How much of this story is true?  How much is stereotyped?

He was tall and dark but certainly not Mexican.  He was at a spicy burrito competition. The 2015 Burrito Picante contestants were twelve taco-loving men with bushy moustaches who wore large tortilla chip sombreros.  The judges were local villagers who won the 2014 Mariachi band competition.   One of the competitors was disqualified for wearing a fake bushy moustache, which left them with only twelve competitors.  I forgot to tell you that the requirements to enter the burrito competition the contestants were to wear that the classic pointy Mexican boots for good luck, a poncho and had to sing the best Mexican song “Mucha Muchacha” while drinking tequila.  Back to our tall and dark but certainly not Mexican contestant.  His name was Fluencio and it turns out he is French Canadian from Saskatoon.  Fluencio had a life long dream to win a spicy burrito contest.  Fluencio spent many winter months in Saskatoon eating habanero peppers and sipping tequila while wearing his pointy boots, a poncho and singing  “Mucha Muchacha”.  The contest day finally arrived and Fluencio was ready.  Fluencio was really nervous but he was ready.  The crowd of abuelitas cheered them on.  Some had dentures and some no teeth.  Fluencio knew he was one of greats and he easily won the contest.   When he flew back to Saskatoon he arrived at the big event in his honor held at the hockey rink and his dad and grandpa gave him a shock of his life.  The Mexican judges ruled to disqualify Fluencio for taking a bite of his competitor’s tortilla chip hat.  Fluencio was devastated but understanding as he is already preparing for next year’s event. 

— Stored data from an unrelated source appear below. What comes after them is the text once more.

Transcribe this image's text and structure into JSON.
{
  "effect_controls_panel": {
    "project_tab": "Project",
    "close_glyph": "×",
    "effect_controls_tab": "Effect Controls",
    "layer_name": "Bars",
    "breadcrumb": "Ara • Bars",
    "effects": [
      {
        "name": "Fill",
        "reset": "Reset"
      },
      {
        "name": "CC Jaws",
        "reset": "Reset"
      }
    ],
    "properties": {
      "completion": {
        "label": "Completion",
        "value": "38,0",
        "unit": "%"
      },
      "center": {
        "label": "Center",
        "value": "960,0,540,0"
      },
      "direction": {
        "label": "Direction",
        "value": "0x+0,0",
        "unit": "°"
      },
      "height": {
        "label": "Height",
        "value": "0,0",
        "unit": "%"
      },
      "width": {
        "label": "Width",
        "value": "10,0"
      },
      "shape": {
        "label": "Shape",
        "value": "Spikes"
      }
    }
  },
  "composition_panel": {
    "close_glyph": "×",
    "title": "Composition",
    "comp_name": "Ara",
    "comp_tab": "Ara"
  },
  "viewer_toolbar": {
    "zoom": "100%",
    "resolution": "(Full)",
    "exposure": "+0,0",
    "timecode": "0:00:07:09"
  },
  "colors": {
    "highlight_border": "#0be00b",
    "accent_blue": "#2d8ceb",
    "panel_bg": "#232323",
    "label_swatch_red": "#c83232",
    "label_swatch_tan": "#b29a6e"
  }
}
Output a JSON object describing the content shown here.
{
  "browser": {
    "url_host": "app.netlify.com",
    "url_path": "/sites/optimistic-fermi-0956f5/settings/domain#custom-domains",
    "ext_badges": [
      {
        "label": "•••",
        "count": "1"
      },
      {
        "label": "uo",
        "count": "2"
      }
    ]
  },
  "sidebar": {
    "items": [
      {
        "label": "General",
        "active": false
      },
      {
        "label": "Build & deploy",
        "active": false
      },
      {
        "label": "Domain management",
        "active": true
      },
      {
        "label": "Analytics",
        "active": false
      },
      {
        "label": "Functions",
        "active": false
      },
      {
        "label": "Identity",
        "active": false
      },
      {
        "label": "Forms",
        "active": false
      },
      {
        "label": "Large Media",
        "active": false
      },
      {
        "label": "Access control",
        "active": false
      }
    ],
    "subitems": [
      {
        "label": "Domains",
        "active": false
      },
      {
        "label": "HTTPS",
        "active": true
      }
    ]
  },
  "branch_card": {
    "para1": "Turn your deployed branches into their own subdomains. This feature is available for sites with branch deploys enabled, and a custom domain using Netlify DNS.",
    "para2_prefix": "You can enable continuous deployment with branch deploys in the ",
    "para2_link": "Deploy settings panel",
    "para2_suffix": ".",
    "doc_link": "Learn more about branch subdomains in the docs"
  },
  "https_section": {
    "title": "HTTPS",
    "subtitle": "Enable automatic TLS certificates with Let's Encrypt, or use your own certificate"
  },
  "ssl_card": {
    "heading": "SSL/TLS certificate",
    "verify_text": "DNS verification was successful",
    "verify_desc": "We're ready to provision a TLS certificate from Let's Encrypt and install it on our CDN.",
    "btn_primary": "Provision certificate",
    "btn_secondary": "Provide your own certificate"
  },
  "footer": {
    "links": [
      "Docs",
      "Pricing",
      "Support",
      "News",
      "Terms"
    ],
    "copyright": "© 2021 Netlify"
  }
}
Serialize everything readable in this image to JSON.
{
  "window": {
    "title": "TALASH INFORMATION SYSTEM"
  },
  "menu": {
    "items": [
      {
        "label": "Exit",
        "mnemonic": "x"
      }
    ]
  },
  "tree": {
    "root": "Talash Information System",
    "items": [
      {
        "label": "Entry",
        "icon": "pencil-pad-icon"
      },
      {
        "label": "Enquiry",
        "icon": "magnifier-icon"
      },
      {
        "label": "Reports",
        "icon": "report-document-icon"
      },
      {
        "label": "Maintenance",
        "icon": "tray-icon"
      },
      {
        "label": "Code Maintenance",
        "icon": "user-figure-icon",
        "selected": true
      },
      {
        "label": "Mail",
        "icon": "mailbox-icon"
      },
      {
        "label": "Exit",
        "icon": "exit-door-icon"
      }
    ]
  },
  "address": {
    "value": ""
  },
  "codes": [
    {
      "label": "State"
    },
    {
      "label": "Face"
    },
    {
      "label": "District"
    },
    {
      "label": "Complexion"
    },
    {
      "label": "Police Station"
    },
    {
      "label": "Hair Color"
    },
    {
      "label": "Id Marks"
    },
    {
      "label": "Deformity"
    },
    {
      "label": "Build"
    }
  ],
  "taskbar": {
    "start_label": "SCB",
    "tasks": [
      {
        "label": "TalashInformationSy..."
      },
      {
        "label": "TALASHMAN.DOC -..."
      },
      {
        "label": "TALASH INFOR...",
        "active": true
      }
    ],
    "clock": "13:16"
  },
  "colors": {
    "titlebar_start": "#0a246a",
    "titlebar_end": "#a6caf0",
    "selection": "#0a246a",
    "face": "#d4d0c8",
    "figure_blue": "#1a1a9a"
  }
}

Story Number Three from the Mexican Ambassadors....

Here is story number three......
How much of this story is true?  How much is stereotypical?

Everyday after dance class, Carlo and his siblings rushed home faster than a donkey so they wouldn’t miss their mother’s “special double decker cheese burrito”.  After lunch, Carlo wore his sombrero and was on his way to the beach where the dance festival was.  When he got there, he saw people with huge tacos and burritos.  Everyone was wearing sombreros and girls wore Jarabe Tapatios.  People were laughing and dancing until one guy came in, and shouted, “Where’s the burritos?!”

Story Number two from the Mexican Ambassadors......

Here is story number two......

How much is true that is written here?

Meet Rosa and Camila.  They are best friends.  Both Rosa and Camila love making and wearing ponchos.  Soon after the girls decided to make their very own poncho shop in the very busy market.  One day, a woman came into their shop, looking for a pink poncho for her daughter’s quinncinera.  Both of the girls had fantastic suggestions and ideas.  The only problem was that the two girls could never agree on both of their ideas.  This led to a huge argument between Rosa and Camila.  They both decided to create their own pieces.  Soon after, Rosa started to notice that her poncho wasn’t coming out as she had planned.  She saw that Camila was having problems too.  So they decided to put their differences aside and to work together to make the best poncho in history.  When the customer came to pick it up, she was overjoyed.  From that day onwards, Rosa and Camila promised to always talk about their plans and work together!